Tutto questo risolve, nel giro di una legislatura, tutti i drammi e i pericoli preparati dal disfacimento del precedente modello di sviluppo? No. Pone però le condizioni per uscirne implementando il modello di sviluppo. Tutto questo è possibile seguendo le linee della politica nazionale? No, perché l’autonomia degli enti locali è stata azzerata dagli stessi governi di centrosinistra, e lo sarà anche con il governo giallo-verde. Perché la dinamica di contrazione della spesa in periferia, che viene dalle linee guida dell’ “Europa”, mortifica le economie locali a favore delle grandi economie di scala.
Livorno deve ragionare in termini che, in modo sprezzante, vengono definiti “dirigisti”. Infatti i liberisti, che sono in gran numero nel centrosinistra ma anche nei giallo-verdi, privilegiano il laissez-faire del mercato. L’ottica municipalista usa invece le leggi esistenti per forzarle produttivamente per costituire:
- Un vero e proprio ministero economico della città, che accorpi competenze di ogni genere per indirizzare quel modello di sviluppo e faccia politica di attrazione risorse, risorse umane e talenti.
- Un vero e proprio ministero degli esteri della città perché le risorse, e le sinergie, vanno fatte con con i migliori porti, le migliori aree urbane d’Europa, i migliori centri di ricerca. Municipalismo è sprovincializzare un territorio, renderlo europeo nella ricerca delle risorse.
- Un vero e proprio ministero del lavoro che serva per superare i residui della vecchia concertazione sindacale e trasformi.
- Una politica del welfare che sappia governare e usare tutte le risorse della città comprese quelle informali in questo settore.
- Una politica finanziaria che sappia individuare trattare con gli istituti bancari e finanziari presenti sul territorio, indicando le possibilità di investimento nel modello di sviluppo che si prefigura.

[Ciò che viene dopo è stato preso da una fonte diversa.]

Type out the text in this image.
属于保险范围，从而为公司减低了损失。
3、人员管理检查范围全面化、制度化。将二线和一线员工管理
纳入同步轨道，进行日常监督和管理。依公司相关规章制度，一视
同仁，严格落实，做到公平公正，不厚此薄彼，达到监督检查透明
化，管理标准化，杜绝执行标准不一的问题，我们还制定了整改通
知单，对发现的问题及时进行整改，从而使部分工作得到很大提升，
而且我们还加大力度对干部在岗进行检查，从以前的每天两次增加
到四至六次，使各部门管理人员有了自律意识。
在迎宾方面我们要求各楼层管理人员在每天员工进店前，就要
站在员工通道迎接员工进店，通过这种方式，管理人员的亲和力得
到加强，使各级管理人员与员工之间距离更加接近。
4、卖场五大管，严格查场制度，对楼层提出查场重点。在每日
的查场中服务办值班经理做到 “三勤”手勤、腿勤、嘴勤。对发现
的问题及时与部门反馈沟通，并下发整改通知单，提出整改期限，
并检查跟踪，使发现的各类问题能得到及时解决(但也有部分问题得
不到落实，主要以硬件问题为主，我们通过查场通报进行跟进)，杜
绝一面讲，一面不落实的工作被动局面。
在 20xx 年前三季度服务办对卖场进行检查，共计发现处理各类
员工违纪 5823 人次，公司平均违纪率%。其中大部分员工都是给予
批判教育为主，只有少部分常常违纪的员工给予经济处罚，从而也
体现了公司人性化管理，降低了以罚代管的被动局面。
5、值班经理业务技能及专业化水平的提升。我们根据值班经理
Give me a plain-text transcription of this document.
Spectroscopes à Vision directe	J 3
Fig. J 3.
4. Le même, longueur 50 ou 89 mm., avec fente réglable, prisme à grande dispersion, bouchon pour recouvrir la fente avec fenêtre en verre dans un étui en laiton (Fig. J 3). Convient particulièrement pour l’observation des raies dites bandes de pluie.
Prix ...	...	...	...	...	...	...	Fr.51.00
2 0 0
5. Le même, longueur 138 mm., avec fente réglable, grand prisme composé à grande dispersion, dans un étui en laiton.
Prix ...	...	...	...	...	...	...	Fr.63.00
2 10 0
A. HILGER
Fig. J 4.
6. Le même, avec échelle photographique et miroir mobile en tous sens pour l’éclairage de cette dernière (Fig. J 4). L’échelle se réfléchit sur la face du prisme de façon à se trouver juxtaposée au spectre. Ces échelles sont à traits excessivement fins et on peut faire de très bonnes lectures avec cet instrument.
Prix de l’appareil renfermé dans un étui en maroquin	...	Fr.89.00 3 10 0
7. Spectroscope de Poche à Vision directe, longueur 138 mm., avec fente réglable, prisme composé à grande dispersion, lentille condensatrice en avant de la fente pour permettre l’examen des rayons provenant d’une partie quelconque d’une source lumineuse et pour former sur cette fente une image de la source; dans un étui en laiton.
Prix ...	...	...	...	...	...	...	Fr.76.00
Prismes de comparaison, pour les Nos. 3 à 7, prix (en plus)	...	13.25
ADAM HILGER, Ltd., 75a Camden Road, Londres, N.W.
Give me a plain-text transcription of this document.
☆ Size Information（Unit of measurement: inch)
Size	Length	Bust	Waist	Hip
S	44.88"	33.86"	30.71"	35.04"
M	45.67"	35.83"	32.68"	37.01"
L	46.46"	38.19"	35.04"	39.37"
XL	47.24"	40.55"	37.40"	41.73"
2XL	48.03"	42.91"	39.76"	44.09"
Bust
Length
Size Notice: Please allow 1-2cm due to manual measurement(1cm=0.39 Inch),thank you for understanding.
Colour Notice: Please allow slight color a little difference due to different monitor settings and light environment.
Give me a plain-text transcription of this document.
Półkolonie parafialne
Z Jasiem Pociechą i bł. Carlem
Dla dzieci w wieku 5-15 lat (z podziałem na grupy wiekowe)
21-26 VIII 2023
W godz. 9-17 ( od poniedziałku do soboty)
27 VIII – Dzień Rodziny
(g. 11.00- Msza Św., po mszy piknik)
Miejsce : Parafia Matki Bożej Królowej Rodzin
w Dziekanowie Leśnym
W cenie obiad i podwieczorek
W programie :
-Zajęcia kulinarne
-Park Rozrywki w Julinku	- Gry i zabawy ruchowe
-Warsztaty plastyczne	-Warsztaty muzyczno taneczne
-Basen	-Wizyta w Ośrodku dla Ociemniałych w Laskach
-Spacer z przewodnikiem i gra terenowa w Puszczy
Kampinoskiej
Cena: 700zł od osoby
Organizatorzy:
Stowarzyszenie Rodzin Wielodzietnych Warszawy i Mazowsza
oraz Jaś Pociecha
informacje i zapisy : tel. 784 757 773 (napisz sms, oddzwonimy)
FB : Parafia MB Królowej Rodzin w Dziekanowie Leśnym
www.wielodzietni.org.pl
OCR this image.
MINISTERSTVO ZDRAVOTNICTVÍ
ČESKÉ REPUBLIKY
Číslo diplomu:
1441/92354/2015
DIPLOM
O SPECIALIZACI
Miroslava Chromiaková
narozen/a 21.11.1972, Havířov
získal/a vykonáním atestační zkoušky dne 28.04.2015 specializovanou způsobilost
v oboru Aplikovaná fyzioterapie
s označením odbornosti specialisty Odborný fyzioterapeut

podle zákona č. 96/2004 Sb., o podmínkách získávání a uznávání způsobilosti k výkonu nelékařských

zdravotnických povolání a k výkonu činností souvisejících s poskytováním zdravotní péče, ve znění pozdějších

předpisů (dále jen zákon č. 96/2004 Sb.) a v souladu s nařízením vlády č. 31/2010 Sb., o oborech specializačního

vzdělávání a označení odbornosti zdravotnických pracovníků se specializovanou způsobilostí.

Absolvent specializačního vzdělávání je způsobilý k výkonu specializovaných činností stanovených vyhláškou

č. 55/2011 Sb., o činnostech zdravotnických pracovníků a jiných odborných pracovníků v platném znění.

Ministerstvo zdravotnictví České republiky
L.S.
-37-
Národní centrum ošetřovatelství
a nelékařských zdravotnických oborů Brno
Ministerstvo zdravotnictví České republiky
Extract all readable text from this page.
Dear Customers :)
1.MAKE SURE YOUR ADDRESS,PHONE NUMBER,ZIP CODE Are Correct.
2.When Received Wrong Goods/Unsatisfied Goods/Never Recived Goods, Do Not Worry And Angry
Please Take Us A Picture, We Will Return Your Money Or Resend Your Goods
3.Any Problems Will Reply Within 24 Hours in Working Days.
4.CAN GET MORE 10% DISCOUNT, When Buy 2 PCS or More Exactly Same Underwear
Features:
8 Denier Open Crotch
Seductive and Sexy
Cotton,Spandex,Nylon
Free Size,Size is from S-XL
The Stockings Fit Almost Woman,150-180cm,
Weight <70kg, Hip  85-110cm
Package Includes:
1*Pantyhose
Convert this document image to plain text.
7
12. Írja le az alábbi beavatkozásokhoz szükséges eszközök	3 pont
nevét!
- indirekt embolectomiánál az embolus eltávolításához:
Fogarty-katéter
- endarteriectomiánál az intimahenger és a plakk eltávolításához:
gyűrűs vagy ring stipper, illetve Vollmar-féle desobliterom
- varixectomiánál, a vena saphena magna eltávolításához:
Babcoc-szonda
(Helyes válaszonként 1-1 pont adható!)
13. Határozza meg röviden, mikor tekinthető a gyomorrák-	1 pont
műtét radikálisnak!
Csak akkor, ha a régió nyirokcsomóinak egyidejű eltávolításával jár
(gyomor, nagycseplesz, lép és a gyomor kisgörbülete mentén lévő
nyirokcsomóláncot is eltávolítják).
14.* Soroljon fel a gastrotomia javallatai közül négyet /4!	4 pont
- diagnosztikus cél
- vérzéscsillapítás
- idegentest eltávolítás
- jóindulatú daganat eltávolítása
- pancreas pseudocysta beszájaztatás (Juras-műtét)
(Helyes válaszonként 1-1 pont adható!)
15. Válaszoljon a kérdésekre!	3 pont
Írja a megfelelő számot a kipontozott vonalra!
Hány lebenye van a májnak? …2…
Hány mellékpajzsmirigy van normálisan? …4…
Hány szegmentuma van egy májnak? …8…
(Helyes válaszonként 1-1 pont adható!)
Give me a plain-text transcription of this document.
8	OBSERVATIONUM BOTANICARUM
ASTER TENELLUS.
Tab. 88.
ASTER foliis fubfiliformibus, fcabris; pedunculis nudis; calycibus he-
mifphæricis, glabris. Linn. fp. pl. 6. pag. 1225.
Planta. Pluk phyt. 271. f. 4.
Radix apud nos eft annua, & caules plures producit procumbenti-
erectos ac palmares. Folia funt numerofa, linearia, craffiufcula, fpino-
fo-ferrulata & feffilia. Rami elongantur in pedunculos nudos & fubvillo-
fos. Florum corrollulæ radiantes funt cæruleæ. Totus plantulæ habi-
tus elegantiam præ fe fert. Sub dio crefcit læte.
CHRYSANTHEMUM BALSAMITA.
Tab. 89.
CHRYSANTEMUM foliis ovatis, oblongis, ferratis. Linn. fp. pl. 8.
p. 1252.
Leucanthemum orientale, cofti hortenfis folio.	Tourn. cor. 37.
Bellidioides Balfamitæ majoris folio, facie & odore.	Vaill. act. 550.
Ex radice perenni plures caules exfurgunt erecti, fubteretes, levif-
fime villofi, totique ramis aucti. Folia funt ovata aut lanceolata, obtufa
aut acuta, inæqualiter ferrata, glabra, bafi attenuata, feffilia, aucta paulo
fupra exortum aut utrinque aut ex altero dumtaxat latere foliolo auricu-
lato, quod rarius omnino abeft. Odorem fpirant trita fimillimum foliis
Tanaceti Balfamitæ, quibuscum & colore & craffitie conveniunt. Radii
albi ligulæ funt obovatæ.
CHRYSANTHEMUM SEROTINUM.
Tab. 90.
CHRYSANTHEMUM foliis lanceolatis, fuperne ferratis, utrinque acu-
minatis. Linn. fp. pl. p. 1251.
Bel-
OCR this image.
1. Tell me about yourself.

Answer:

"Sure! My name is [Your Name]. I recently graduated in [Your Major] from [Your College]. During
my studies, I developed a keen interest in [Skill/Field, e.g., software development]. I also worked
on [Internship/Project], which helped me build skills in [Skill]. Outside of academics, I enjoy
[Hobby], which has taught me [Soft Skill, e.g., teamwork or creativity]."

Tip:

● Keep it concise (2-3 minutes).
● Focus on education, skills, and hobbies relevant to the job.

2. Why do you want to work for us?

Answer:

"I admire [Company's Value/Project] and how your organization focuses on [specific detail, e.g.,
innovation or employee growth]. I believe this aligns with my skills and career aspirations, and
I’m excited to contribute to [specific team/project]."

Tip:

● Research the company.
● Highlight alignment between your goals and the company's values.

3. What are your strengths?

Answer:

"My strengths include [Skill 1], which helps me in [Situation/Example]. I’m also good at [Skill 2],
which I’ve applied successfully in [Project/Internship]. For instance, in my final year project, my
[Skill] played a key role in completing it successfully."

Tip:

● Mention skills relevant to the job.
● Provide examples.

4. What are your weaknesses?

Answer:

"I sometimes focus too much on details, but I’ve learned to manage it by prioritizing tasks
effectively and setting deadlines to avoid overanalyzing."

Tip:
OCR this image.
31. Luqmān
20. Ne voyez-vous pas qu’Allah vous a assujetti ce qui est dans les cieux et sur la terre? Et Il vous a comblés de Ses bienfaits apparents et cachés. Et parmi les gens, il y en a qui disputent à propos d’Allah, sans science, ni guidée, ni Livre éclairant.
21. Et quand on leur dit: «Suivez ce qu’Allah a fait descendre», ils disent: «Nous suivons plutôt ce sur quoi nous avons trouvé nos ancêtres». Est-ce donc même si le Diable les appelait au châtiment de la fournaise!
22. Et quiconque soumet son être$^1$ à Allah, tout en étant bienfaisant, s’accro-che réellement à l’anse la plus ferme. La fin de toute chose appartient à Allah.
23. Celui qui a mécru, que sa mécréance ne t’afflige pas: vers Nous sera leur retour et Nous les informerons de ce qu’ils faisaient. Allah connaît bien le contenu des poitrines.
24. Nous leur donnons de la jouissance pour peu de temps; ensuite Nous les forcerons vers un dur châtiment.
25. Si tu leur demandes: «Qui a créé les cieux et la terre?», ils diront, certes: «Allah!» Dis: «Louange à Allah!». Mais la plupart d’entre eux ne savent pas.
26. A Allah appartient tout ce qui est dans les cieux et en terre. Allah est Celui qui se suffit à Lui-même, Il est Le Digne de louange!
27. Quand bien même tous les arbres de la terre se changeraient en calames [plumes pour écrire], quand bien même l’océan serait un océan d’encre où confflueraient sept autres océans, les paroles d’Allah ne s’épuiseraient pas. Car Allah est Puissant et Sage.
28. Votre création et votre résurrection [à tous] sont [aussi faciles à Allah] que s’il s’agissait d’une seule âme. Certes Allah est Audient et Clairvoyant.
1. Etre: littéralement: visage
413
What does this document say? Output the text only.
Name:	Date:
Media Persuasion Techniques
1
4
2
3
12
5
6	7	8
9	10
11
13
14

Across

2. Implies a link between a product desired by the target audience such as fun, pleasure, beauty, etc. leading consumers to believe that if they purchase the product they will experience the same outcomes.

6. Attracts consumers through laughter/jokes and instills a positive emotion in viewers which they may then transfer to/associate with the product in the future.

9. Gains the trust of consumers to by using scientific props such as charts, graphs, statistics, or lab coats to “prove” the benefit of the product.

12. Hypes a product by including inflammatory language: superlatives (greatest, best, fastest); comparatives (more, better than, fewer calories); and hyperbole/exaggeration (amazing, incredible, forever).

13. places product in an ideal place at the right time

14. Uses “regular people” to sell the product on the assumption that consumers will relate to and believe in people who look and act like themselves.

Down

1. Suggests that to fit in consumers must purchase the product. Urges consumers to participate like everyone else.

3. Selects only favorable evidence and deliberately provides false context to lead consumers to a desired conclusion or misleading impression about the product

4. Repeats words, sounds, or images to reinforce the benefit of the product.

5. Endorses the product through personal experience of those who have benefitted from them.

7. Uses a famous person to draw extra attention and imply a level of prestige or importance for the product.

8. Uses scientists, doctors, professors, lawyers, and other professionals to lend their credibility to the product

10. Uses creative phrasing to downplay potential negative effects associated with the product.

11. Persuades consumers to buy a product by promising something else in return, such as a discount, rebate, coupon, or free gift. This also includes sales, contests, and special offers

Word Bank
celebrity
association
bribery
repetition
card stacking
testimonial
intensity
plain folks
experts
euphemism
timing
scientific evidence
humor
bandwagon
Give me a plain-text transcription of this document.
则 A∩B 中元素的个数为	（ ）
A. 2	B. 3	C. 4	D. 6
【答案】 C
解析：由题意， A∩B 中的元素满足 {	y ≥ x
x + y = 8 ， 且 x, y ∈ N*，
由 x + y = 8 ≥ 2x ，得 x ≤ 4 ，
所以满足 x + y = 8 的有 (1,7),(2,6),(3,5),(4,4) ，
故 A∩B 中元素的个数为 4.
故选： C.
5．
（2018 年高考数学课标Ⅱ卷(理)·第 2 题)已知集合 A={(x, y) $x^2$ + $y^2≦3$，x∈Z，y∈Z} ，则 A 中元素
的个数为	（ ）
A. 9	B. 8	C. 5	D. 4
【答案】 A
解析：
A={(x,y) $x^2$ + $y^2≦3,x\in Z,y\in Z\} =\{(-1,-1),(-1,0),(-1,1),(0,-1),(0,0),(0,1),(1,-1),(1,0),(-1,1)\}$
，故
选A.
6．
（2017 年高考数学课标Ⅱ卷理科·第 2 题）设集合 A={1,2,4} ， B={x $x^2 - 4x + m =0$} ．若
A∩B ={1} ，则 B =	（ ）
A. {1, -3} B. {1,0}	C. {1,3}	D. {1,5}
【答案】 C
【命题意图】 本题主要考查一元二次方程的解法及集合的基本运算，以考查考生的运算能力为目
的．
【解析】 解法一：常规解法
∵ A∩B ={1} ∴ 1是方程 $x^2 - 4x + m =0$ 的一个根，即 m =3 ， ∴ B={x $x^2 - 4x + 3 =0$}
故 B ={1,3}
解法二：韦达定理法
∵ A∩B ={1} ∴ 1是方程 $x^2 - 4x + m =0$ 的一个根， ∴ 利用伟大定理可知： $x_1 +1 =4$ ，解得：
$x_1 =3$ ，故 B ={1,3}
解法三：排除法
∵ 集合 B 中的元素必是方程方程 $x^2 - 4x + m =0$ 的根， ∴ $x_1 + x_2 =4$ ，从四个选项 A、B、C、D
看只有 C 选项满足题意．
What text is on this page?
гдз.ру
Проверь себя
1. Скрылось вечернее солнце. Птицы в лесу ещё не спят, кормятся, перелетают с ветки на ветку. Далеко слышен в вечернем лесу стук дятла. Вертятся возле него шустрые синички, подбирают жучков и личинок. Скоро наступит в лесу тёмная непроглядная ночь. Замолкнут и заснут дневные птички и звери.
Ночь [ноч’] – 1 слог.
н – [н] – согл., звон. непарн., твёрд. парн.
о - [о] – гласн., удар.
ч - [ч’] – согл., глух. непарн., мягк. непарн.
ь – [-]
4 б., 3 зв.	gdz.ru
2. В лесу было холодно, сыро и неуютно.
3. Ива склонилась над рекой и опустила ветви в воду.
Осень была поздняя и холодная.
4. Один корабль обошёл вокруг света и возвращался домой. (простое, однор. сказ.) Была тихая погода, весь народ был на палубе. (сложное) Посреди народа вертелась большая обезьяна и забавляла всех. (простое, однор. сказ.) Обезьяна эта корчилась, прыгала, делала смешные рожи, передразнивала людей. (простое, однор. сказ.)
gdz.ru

- Una politica ambientale in grado di prefigurare l’uscita dalle serie criticità storiche in questo settore
- Una rottura del patto di stabilità che non sia né simbolica né scriteriata in modo da generare risorse e una contrattazione dei livelli di autonomia locale dal governo centrale nazionale e regionale.

È logico che c’è bisogno di forza per governare questi processi. Non equilibri politici instabili, formule buone per la stampa ma mai per la realtà. C’è bisogno non tanto di amministrare ma di vincere le elezioni per mobilitare un territorio, cosa che i 5 stelle non hanno saputo fare. Ed è solo mobilitando il territorio che si pongono le condizioni per salvarlo. E solo mobilitandolo, in forme nuove ma in una logica di coesione sociale, è possibile arginare la ricerca del capro espiatorio, fatto di extracomunitari, che ormai abita dalle nostre parti. Il capro espiatorio dà la risposta simbolica ad una esigenza di ordine sociale, che invece deve essere affrontata mobilitando il territorio su obiettivi precisi.
Una legislatura di amministrazioni che applicano la legge, senza fare politica, è solo un ulteriore passo verso la definitiva disgregazione di Livorno.
Un assetto municipalista, autonomo dallo stato centrale, è invece una garanzia di tenuta sociale del territorio nella crisi. Si guardi al ruolo positivo tenuto dalla municipalità di Barcellona nella grave crisi istituzionale ispano-catalana dell’autunno scorso. E il nostro paese, in questo senso, ha di fronte frizioni interne ed esterne.
Dalla sua nascita Buongiorno Livorno ha sempre posto alla città un punto fermo: di fronte a uno stato di eccezione, si necessita di cambiamenti radicali.